Cell Hyaluronic Acid and Hydrogels Graft Technique for Tissue Engineering

There are various experimental methods used in attempts to create potentially implantable or transplantable tissues external to the potential recipient. These bioengineering methodologies are potentially more effective than a totally in vivo approach.

Reconstructive surgery for tissue grafting requires a donor site for harvest. A new concept in obtaining donor tissue involves that of in vitro tissue engineering via a scaffold matrix. Tissue engineering scaffolds serve as a surrogate to a natural extra cellular matrix by providing native functions, creating space for new tissue development, delivering cells to site, and directing size and shape of the new tissue. Ideally, a scaffold should have the following characteristics: three-dimensional and highly porous with an interconnected pore network for cell growth and flow transport of nutrients and metabolic waste; biocompatible and bioresorbable with a controllable degradation and resorption rate to match cell/tissue growth in vitro and/or in vivo; suitable surface chemistry for cell attachment, proliferation, and differentiation; mechanical properties to match those of the tissues at the site of implantation. Two such methods which involve in vitro tissue engineering is the cell hyaluronic acid graft technique and hydrogels.
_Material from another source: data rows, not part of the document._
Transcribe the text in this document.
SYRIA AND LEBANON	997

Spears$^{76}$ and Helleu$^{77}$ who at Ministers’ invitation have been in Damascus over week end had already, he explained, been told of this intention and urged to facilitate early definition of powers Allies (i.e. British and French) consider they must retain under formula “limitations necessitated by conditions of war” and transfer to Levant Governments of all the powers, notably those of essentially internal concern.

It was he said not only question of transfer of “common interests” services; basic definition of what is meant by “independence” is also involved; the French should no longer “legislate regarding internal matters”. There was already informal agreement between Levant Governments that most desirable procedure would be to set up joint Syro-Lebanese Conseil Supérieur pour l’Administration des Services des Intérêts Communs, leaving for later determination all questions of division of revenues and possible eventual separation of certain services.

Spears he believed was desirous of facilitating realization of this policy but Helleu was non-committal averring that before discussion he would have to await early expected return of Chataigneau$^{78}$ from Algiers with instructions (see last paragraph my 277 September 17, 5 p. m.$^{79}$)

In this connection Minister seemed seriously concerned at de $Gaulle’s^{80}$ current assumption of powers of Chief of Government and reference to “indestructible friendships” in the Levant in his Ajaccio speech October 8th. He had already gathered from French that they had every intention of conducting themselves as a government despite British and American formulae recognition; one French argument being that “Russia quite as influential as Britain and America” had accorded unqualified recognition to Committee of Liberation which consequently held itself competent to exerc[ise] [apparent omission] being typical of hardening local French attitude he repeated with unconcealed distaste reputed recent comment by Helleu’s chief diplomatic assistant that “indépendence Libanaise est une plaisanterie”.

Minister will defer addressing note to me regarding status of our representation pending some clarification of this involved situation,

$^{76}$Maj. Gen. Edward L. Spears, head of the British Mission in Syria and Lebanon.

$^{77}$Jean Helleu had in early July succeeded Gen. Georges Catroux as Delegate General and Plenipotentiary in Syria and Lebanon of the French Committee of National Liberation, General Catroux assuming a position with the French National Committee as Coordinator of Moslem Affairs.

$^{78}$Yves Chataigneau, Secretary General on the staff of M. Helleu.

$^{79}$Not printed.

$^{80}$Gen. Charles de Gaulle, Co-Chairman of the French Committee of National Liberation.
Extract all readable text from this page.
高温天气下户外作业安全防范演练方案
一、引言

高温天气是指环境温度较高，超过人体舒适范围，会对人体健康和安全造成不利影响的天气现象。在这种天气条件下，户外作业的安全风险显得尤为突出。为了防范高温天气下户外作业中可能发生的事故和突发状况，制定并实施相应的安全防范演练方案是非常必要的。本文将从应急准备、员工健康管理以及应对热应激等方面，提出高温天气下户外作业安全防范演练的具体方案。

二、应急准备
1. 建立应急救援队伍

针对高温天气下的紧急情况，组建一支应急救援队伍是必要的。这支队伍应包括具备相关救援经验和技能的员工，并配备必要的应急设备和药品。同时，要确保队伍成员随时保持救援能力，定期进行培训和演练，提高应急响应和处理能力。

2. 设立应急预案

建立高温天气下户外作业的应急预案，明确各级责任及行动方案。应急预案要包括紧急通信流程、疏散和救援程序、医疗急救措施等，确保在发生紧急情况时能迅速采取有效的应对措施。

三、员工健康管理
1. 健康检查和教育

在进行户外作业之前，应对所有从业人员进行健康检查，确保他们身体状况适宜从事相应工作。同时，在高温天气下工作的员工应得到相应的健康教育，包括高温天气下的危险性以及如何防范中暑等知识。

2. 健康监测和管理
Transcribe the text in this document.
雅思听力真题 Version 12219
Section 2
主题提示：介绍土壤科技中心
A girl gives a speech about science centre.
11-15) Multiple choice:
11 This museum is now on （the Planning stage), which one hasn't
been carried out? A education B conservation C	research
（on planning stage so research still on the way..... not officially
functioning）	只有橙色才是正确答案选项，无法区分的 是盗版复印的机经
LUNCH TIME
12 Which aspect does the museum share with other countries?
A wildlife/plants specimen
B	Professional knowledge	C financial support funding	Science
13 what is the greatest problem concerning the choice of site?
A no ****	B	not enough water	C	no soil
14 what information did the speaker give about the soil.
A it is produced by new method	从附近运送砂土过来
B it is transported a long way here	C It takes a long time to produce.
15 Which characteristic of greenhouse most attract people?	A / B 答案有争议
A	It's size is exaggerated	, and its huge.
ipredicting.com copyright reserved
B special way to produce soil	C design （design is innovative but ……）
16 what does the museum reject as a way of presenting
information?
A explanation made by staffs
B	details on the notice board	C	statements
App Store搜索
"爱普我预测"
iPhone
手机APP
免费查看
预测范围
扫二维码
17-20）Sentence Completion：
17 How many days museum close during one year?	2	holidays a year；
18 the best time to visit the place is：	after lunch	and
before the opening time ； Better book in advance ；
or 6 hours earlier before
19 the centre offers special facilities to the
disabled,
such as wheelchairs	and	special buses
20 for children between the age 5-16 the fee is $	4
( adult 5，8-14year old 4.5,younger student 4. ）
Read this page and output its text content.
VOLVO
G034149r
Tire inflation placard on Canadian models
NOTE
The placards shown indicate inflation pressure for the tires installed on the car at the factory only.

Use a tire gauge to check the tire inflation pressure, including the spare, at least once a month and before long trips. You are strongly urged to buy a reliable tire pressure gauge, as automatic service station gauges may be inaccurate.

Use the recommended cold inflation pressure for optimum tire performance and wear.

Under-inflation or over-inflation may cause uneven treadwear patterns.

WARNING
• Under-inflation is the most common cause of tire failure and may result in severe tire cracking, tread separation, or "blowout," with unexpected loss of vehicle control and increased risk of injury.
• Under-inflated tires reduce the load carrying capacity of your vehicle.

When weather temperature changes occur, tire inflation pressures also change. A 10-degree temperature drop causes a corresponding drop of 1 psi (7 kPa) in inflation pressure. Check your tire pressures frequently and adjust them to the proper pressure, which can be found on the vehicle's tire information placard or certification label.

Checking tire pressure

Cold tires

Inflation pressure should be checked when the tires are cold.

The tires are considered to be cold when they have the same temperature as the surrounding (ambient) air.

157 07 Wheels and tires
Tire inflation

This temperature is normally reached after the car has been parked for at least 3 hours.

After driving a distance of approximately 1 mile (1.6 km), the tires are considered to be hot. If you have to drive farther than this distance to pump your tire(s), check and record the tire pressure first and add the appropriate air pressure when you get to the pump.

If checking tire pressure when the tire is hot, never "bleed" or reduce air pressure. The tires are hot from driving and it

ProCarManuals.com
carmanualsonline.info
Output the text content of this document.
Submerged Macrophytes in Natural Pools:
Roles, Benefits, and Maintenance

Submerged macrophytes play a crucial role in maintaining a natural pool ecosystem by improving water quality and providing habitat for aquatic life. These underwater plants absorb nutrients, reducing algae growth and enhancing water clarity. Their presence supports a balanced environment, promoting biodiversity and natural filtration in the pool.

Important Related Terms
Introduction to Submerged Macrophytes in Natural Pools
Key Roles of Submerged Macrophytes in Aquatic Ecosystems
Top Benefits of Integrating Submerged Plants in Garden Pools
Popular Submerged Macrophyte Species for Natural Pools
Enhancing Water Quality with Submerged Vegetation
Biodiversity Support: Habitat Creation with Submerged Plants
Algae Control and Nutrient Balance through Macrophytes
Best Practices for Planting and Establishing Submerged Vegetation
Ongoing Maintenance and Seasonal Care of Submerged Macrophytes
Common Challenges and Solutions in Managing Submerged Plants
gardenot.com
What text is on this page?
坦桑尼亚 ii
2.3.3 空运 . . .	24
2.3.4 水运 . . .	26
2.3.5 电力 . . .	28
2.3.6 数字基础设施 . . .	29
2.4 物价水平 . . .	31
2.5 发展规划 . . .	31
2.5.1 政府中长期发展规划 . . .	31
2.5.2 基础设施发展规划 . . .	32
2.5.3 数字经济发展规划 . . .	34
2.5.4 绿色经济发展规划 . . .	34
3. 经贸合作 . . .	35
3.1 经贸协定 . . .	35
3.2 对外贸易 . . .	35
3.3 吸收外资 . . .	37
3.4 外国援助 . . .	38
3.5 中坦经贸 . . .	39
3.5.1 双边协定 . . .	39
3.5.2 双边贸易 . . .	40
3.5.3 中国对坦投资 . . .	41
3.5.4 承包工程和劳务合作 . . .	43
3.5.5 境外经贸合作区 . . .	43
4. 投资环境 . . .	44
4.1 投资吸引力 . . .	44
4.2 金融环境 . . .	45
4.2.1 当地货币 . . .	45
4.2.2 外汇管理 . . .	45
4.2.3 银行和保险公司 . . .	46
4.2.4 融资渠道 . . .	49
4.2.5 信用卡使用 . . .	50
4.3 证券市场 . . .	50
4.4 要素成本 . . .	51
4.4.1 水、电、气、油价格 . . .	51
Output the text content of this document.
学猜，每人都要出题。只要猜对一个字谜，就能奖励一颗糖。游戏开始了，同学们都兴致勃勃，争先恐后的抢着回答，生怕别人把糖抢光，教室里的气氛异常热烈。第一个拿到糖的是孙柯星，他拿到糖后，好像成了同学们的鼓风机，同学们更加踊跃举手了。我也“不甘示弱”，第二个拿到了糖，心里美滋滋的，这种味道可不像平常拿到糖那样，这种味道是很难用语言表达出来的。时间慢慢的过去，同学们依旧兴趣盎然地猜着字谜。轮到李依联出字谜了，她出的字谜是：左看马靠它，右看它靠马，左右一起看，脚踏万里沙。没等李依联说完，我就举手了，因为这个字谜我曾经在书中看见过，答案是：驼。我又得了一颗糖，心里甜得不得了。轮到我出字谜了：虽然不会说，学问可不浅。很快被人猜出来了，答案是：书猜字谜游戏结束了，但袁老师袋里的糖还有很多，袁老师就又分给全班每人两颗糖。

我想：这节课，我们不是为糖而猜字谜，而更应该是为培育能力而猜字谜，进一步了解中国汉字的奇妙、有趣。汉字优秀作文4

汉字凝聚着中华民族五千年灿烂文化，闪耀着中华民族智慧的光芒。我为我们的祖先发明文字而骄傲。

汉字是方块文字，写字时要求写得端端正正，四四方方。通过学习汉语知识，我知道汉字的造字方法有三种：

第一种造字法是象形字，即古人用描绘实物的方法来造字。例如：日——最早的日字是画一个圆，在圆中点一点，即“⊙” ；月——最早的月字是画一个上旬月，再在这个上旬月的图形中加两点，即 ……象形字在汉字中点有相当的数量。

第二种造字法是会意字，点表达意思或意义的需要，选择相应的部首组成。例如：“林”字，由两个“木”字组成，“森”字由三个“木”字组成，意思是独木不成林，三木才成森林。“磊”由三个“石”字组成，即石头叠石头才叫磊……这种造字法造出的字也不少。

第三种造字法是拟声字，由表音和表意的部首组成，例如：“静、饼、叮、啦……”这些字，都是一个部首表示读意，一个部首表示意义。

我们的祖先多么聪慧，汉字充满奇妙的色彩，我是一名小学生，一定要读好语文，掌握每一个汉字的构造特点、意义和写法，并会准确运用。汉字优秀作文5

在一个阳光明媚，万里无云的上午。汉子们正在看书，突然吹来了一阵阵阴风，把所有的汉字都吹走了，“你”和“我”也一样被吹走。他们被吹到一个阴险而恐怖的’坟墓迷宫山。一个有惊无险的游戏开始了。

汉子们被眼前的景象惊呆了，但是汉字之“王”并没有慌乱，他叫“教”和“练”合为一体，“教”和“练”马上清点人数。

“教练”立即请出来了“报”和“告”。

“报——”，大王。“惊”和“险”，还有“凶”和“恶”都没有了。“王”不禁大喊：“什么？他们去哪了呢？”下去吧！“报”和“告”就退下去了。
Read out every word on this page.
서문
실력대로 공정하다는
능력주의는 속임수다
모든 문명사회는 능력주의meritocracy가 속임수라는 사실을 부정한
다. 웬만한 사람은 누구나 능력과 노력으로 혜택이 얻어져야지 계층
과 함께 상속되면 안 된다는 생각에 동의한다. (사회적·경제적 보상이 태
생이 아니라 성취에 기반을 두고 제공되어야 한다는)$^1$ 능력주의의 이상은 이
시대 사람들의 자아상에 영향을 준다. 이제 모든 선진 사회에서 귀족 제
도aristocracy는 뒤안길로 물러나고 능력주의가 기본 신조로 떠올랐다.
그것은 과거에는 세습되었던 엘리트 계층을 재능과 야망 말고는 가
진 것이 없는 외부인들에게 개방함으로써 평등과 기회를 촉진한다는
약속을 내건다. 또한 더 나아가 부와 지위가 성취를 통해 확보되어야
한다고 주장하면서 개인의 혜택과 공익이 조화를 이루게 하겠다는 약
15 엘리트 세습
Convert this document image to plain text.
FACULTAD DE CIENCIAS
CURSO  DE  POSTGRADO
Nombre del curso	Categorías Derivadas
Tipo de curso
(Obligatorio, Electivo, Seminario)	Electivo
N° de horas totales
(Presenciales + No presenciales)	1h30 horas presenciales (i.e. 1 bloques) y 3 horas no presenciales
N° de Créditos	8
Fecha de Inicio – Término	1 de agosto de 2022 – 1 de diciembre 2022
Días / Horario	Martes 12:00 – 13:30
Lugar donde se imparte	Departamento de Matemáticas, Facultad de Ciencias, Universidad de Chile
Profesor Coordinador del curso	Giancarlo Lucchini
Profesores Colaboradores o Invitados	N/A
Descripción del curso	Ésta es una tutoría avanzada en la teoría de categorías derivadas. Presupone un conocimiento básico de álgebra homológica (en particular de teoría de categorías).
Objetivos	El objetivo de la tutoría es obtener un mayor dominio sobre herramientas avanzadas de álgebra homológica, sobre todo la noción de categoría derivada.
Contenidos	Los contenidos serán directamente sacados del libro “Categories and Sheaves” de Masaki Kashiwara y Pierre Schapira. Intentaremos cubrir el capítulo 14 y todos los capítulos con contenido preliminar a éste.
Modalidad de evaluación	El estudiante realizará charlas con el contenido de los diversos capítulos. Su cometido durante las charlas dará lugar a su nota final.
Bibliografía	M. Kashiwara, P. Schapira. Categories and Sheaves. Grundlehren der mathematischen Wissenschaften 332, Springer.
Hyaluronic acid is a naturally occurring non-sulphated glycosaminoglycan consisting of a linear sequence of D-glucuronic acid and N-acetyl-D-glucosamine. It can be found in connective tissue, the synovial fluid of joints, and the vitreous humor of the eye. Hyaluronic acid can be used as a scaffold to support keratinocyte and fibroblast growth. In order to accomplish this, a three dimensional scaffold consisting of the benzyl ester of hyaluronan must be used. The membrane is completely resorbed in the wound area within four weeks and neovascularization and reiinervation are almost complete in six weeks.

Hydrogels are highly hydrated materials which retain cells by physical or chemical crosslinks between chains. A major advantage of hydrogels is their ability to be delivered in a minimally invasive fashion for instance through injection. This can be accomplished through a variety of mechanisms including ionic (alginate and chitosan) or covalent (fibrin glue) crosslinking agents, photoinitiation of gel formation, and by phase transitions due to changes in pH (collagen) or temperature. One disadvantage of hydrogels is that they have a tendency to shrink after being grafted to the recipient site. Some gels such as fibrin glue show less shrinkage than others.

A major advantage to in vitro tissue engineering is that only a small amount of cells are needed and a large amount of cells can be produced. This means less patient morbidity because a smaller incision is made in order to harvest enough cells for culture. Also, if larger grafts are needed, the surgeon is not hindered by a lack of tissue. Previously instruments called tissue expanders were placed at the donor site to lengthen tissue prior to grafts. This procedure not only was time consuming, but patient acceptance and comfort was compromised. As a result of tissue engineering, more tissue can be fabricated with less donor cells thus improving morbidity and patient acceptance.